La Sirenita
de Copenhague está sentada sobre unas rocas que se adentran en el mar. Parece
que observara el horizonte, pero no: está descansando y de reojo, mira hacia
Europa.
Den
lille havfrue, que ese es su nombre en danés, ha sido atacada a
menudo: le han cortado la cabeza varias veces; le cercenaron un brazo; la
mancharon de pintura también varias veces; la arrancaron de la roca en donde está;
la han disfrazado, la han escarnecido. Pero el último atentado es especialmente
cruel. Hans Christian Andersen cuenta que la sirenita bebió la pócima que le permitiría cambiar su inútil cola por unas piernas a fin de poder vivir entre los hombres.

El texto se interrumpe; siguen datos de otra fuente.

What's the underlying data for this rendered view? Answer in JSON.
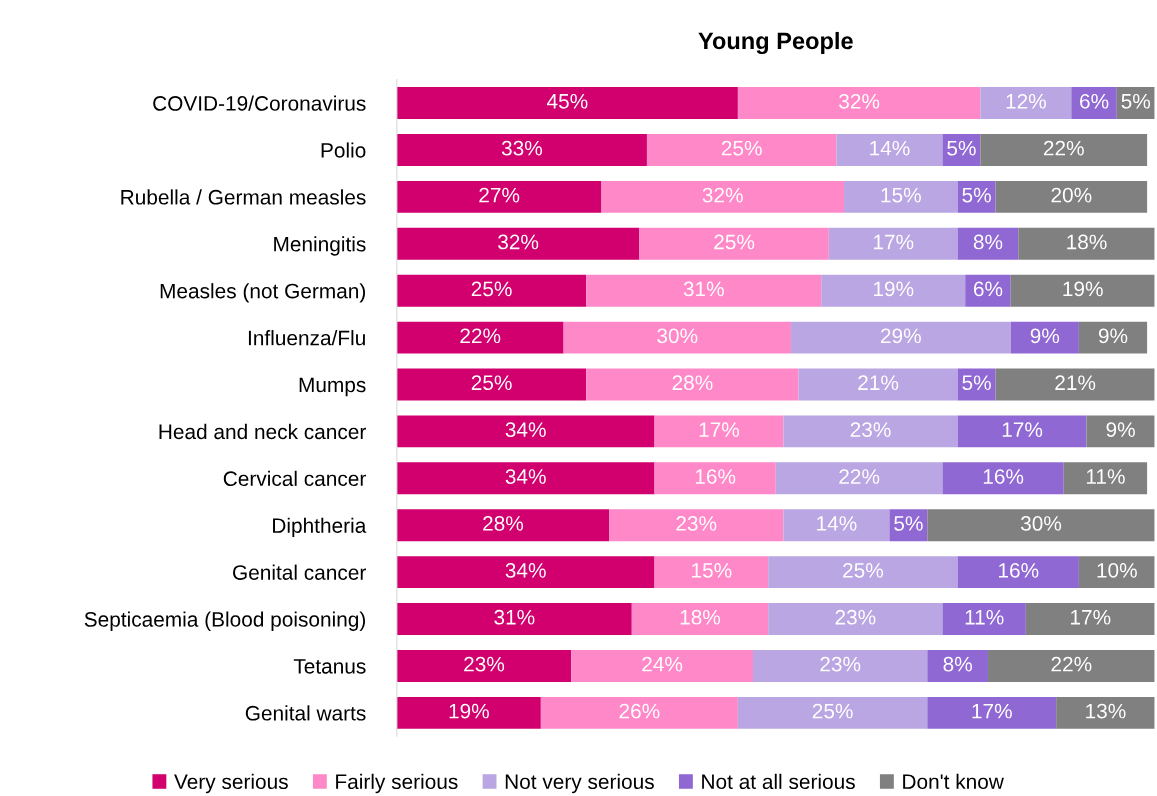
{
  "chart_data": {
    "type": "bar",
    "title": "Young People",
    "orientation": "horizontal",
    "stacked": true,
    "legend": "bottom",
    "grid": false,
    "categories": [
      "COVID-19/Coronavirus",
      "Polio",
      "Rubella / German measles",
      "Meningitis",
      "Measles (not German)",
      "Influenza/Flu",
      "Mumps",
      "Head and neck cancer",
      "Cervical cancer",
      "Diphtheria",
      "Genital cancer",
      "Septicaemia (Blood poisoning)",
      "Tetanus",
      "Genital warts"
    ],
    "series": [
      {
        "name": "Very serious",
        "color": "#d1006e",
        "values": [
          45,
          33,
          27,
          32,
          25,
          22,
          25,
          34,
          34,
          28,
          34,
          31,
          23,
          19
        ],
        "value_labels": [
          "45%",
          "33%",
          "27%",
          "32%",
          "25%",
          "22%",
          "25%",
          "34%",
          "34%",
          "28%",
          "34%",
          "31%",
          "23%",
          "19%"
        ]
      },
      {
        "name": "Fairly serious",
        "color": "#ff88c8",
        "values": [
          32,
          25,
          32,
          25,
          31,
          30,
          28,
          17,
          16,
          23,
          15,
          18,
          24,
          26
        ],
        "value_labels": [
          "32%",
          "25%",
          "32%",
          "25%",
          "31%",
          "30%",
          "28%",
          "17%",
          "16%",
          "23%",
          "15%",
          "18%",
          "24%",
          "26%"
        ]
      },
      {
        "name": "Not very serious",
        "color": "#b9a6e2",
        "values": [
          12,
          14,
          15,
          17,
          19,
          29,
          21,
          23,
          22,
          14,
          25,
          23,
          23,
          25
        ],
        "value_labels": [
          "12%",
          "14%",
          "15%",
          "17%",
          "19%",
          "29%",
          "21%",
          "23%",
          "22%",
          "14%",
          "25%",
          "23%",
          "23%",
          "25%"
        ]
      },
      {
        "name": "Not at all serious",
        "color": "#9068d4",
        "values": [
          6,
          5,
          5,
          8,
          6,
          9,
          5,
          17,
          16,
          5,
          16,
          11,
          8,
          17
        ],
        "value_labels": [
          "6%",
          "5%",
          "5%",
          "8%",
          "6%",
          "9%",
          "5%",
          "17%",
          "16%",
          "5%",
          "16%",
          "11%",
          "8%",
          "17%"
        ]
      },
      {
        "name": "Don't know",
        "color": "#808080",
        "values": [
          5,
          22,
          20,
          18,
          19,
          9,
          21,
          9,
          11,
          30,
          10,
          17,
          22,
          13
        ],
        "value_labels": [
          "5%",
          "22%",
          "20%",
          "18%",
          "19%",
          "9%",
          "21%",
          "9%",
          "11%",
          "30%",
          "10%",
          "17%",
          "22%",
          "13%"
        ]
      }
    ]
  }
}
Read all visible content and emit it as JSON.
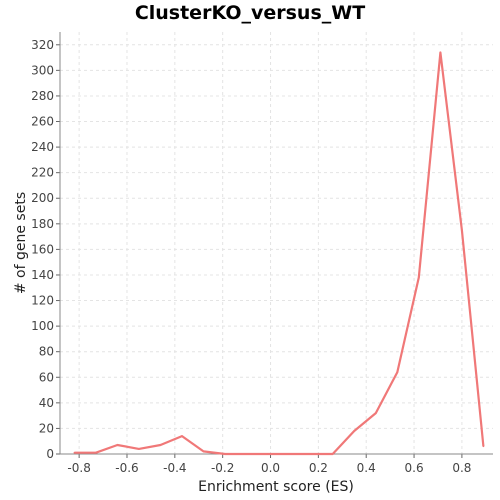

Hizo así de su apariencia humana
su tesoro más preciado y abandonó de nostalgia, muy lejos, su propia razón de
ser.
Muchos años después, los
herederos de aquellos gobernantes de cuento, decidieron que el sufrimiento no
era suficiente y debía pagar un nuevo peaje, así es que le confiscaron cuanto
de valor tenía -sus piernas- porque, dijeron, recostarse sobre la mera piedra no puede ser gratis.
Ahora sabemos que ese nombre, Den lille havfrue, es una impostura. Fue ella quien decidió cambiárselo y
quedarse frente al Báltico, porque le recuerda un mar del sur mucho más cálido…más antiguo...y, con todo, mucho más peligroso.